My boyfriend recently pled guilty to AOP and was sentenced to a year in prison. The incident occurred in July of last year and I was present and saw the entire thing. After he was cuffed and put on his stomach in the back of a car, the officer shut his foot in the door. He reacted to his foot being slammed in the door and kicked it. There was a female officer standing too close and the door hit her in the arm, leaving a superficial bruise on her arm. At his prelim, we discovered she was pregnant so his lawyer didn't think a jury trial would be a good idea. The judge took it under advisement but the Commonwealth Atty indicated that his decision wouldn't stop them from a direct indictment against Zach. It went into felony court where he was forced into a plea due to the fact that he has a previous felony conviction on his record. There was no video evidence and it was basically the cops word against ours. I also have a felony record so my word was basically null and void. That's how these officials work around here in Southwest VA. They bully people into pleas then go have drinks at the bar and bs together after they've argued in court all day. They are all in each others pockets and do things dirty ... Especially in my past case but that is a different story in and of itself. Is there anything that can be done about the way these officials conduct their investigations and send people to jail for a pay check?? I have to live without the man I love for the next 14 months because he was bullied into a plea agreement for kicking a door!! These people need to be held accountable for their wrongs just as much as we do for mistakes we make!!

*Tabitha* 07-01-2015

by Tabitha Goins on Jul 1, 2015 6:19 pm • linkreport

It's impossible for your word to win against a police officer's word in a court of law. If the police officer said that you tried to attack him even though he is the one who beat the crap out of you, the judge will take his word unless there is substantial evidence proving otherwise such as video. And we have seen that even video does not stand against the court in a lot of cases.
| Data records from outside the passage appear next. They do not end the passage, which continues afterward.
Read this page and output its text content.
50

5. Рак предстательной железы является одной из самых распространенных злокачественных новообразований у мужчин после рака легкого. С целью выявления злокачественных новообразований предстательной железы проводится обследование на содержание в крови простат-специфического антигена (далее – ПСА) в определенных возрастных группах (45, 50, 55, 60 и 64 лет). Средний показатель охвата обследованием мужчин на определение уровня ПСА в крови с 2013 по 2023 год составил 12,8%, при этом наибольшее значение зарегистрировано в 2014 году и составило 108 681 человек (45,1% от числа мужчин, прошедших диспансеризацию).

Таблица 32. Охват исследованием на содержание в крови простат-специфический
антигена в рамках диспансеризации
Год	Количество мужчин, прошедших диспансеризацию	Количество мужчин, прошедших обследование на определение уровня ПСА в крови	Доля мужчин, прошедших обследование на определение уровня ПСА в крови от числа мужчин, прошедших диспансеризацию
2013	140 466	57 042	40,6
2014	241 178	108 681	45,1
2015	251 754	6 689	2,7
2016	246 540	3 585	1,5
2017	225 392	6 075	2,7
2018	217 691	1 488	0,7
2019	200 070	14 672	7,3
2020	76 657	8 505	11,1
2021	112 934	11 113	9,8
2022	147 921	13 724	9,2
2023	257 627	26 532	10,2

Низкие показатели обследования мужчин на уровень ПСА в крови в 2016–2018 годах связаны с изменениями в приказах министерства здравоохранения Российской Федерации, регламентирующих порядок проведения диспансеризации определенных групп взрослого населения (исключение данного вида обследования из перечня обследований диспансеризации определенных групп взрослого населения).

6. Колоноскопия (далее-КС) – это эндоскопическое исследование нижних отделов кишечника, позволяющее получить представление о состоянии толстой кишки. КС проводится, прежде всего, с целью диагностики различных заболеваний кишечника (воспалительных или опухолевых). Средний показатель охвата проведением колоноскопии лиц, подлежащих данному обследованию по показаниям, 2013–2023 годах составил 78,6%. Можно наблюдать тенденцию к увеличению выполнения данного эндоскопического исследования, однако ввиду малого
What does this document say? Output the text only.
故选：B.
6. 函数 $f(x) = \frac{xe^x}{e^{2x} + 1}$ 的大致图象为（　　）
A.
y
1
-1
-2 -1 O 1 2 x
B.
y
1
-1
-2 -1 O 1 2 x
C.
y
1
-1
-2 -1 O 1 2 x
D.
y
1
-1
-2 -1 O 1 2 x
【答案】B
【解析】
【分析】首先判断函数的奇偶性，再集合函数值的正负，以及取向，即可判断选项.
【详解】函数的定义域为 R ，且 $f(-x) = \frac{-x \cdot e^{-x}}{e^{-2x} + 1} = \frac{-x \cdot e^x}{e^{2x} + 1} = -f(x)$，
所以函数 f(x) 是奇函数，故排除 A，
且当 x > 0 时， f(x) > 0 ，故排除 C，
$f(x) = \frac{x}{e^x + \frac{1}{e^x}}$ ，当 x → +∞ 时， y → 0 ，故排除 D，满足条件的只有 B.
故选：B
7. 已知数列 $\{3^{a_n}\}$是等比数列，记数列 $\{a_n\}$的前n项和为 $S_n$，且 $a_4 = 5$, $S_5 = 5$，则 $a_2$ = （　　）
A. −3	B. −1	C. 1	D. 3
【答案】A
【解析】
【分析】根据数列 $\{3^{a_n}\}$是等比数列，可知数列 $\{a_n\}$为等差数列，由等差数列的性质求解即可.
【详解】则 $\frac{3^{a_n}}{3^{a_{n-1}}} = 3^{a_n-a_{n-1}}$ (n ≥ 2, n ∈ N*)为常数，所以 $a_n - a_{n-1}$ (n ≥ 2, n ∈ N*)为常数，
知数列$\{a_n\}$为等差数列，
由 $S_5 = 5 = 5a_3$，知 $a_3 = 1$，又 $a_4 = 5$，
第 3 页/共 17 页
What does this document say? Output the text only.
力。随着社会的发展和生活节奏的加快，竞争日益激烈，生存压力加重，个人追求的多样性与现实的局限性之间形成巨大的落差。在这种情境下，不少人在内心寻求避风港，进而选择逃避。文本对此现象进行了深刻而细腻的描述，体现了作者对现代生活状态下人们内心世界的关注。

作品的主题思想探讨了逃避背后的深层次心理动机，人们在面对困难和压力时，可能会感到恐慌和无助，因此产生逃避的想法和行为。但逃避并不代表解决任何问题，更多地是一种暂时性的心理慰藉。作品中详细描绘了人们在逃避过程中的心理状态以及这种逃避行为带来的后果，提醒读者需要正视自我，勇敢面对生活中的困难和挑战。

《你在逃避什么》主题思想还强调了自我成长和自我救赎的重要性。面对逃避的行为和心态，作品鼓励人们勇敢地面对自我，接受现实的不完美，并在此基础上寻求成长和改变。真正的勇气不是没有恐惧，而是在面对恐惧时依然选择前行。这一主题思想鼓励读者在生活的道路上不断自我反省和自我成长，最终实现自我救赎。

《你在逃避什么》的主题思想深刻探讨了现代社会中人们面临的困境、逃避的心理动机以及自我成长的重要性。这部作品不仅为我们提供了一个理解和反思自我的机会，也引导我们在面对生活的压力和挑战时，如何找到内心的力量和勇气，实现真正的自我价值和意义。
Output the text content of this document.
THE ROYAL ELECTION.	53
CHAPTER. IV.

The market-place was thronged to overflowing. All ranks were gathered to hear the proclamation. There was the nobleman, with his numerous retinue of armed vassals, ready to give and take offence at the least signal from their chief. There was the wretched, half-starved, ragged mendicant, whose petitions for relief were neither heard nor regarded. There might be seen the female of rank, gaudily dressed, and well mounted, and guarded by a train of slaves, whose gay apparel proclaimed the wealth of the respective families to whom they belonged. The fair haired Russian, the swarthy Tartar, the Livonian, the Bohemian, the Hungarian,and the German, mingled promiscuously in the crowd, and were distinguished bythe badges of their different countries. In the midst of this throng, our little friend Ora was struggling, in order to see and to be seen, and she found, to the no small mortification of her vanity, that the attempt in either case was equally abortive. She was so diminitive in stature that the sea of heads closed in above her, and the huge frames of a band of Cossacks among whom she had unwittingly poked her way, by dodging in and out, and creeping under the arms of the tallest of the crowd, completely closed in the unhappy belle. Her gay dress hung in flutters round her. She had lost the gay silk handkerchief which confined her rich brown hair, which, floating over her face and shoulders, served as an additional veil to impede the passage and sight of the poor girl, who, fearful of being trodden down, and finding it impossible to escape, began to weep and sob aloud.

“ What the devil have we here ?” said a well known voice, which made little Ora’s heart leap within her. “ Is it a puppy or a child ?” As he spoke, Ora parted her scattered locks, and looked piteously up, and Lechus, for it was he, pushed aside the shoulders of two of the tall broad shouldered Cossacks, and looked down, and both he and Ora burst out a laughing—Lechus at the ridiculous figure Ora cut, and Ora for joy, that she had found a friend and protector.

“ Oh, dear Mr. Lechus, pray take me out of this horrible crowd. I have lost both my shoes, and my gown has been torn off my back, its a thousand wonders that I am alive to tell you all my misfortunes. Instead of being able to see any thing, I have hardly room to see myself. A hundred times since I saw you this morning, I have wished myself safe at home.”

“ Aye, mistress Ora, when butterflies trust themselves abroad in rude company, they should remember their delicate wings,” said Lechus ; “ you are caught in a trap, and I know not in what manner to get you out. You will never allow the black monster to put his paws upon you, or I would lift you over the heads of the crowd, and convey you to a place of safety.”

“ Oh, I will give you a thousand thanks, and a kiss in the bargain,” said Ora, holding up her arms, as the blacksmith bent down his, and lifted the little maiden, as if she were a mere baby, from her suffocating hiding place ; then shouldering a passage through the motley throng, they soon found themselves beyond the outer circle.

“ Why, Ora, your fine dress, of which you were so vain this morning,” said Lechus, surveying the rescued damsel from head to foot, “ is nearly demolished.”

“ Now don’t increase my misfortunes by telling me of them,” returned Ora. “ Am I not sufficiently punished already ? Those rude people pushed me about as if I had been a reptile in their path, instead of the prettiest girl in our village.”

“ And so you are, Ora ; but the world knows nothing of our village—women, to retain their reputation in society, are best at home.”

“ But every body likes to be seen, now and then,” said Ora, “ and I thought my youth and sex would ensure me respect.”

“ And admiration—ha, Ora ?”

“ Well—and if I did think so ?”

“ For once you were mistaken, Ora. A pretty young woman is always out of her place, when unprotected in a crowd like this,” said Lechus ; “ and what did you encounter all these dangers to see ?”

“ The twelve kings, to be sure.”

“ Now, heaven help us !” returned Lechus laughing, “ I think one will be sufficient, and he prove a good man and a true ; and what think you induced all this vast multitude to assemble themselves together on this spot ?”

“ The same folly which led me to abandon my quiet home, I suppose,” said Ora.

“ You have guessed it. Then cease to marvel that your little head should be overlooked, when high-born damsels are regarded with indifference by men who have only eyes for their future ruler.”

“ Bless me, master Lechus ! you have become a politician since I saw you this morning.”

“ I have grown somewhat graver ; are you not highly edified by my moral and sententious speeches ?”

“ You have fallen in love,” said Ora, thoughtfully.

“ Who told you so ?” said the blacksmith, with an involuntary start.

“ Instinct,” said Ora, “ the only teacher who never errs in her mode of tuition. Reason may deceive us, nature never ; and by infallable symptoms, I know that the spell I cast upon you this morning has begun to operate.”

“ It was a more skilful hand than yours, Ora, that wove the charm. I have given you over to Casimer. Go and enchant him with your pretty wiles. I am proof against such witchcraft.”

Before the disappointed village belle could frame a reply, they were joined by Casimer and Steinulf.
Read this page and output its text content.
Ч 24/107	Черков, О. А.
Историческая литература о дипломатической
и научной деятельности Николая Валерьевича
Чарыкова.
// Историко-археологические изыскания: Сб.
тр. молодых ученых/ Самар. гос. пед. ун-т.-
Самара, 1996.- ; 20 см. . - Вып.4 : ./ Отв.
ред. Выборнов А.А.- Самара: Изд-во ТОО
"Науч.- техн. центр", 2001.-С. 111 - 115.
by Jesus on Mar 25, 2016 9:23 pm • linkreport

want to see how cops are watch cops its incredible the things they do. the one i saw they had him in handcuffs then they decided to let the dog chew on him the whole time telling him don't move and the dog will stop. that would be hard to do when you have a German Shepard chewing on you, and they charged him with assault along with anything else they could think of they even sat around spit balling. not to mention my own iv yet to meet a nice cop.